The other half of this round was themed on the Chinese zodiac animals. Rat went unclaimed for a long, long time, so I elected to make a puzzle using the Little Killer sudoku variant rule. Rather than make a sudoku and deal with regions and larger grids or irregular regions, I went with just a Latin Square. Here's a quick example puzzle I also made for the instructions booklet: the rules are pretty straightforward. Place a number from 1 to N (where N is the side length of the grid) into every cell, so that there are no repeats in a row or column. Arrows outside the grid give the sum of all the numbers inside the grid that they point to.

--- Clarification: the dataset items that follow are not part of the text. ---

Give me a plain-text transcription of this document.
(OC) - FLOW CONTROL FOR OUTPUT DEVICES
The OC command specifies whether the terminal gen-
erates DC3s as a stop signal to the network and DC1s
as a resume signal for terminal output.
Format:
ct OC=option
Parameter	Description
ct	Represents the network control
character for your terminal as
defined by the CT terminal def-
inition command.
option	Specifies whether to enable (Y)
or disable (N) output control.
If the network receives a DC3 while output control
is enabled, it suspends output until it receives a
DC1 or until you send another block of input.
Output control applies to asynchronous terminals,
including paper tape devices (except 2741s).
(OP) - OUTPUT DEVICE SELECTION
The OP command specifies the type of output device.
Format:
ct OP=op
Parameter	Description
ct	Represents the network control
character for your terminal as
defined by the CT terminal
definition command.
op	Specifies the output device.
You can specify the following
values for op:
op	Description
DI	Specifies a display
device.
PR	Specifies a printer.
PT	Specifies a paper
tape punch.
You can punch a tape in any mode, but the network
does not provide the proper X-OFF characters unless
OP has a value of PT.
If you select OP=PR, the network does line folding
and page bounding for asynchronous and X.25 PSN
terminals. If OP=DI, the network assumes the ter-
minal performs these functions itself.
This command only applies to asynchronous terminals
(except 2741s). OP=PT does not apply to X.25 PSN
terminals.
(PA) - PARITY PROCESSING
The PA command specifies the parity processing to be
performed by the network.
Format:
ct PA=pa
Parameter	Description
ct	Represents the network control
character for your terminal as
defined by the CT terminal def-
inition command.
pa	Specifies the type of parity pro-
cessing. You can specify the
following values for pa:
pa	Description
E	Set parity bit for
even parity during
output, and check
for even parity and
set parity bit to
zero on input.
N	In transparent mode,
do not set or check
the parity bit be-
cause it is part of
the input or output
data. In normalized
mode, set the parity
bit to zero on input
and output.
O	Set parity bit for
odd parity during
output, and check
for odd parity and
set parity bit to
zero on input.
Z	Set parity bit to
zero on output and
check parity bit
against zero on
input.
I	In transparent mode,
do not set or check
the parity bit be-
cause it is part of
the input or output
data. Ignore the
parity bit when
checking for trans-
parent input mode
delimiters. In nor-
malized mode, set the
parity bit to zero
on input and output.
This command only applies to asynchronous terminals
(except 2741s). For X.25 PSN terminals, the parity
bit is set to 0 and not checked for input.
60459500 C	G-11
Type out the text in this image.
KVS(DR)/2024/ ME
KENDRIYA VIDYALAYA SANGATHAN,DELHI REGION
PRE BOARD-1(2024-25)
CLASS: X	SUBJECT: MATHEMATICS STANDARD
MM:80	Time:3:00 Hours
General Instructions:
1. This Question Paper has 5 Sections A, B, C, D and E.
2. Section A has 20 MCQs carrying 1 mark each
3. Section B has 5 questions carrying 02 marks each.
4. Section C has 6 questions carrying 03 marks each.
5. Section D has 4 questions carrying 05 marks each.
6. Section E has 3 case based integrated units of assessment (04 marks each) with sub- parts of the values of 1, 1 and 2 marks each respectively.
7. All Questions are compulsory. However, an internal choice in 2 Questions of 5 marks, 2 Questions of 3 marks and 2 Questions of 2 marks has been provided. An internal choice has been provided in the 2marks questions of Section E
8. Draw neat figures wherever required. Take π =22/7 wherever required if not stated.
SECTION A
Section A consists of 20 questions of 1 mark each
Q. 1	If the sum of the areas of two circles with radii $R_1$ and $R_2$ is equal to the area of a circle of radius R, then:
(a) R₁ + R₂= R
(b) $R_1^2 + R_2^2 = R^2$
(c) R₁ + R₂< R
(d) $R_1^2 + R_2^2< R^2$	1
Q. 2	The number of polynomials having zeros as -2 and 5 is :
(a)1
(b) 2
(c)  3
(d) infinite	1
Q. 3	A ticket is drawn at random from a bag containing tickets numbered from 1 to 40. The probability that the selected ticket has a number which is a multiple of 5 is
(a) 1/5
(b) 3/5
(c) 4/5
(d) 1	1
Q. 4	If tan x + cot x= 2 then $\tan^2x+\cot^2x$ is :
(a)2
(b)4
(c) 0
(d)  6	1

And the actual competition puzzle, worth 20 points. I tried to make it really tricky, but ended up missing a case so the logic is really messy and honestly the cleanest way is just a bifurcation, unfortunately. It's still unique and still a puzzle I made, so here it is.
I also claimed the spot for Horse with an Anti-Knight Tomtom; like with the IPC Killer Doppelblock, I didn't know which genre I wanted to use beyond a latin square type, but Tomtom quickly proved its worth and potential for some crazy theming. I ran into so many dead ends from only a few cages in this construction and it was really painful, even with using f-puzzles to help speed through "easy" anti-knight steps. The final puzzle is actually unique without the 21 cage, but since it's worth 110 points with the extra clue... yeah I think it's necessary for a good puzzle. Reminder everyone, harder/minimal cluing is not always better.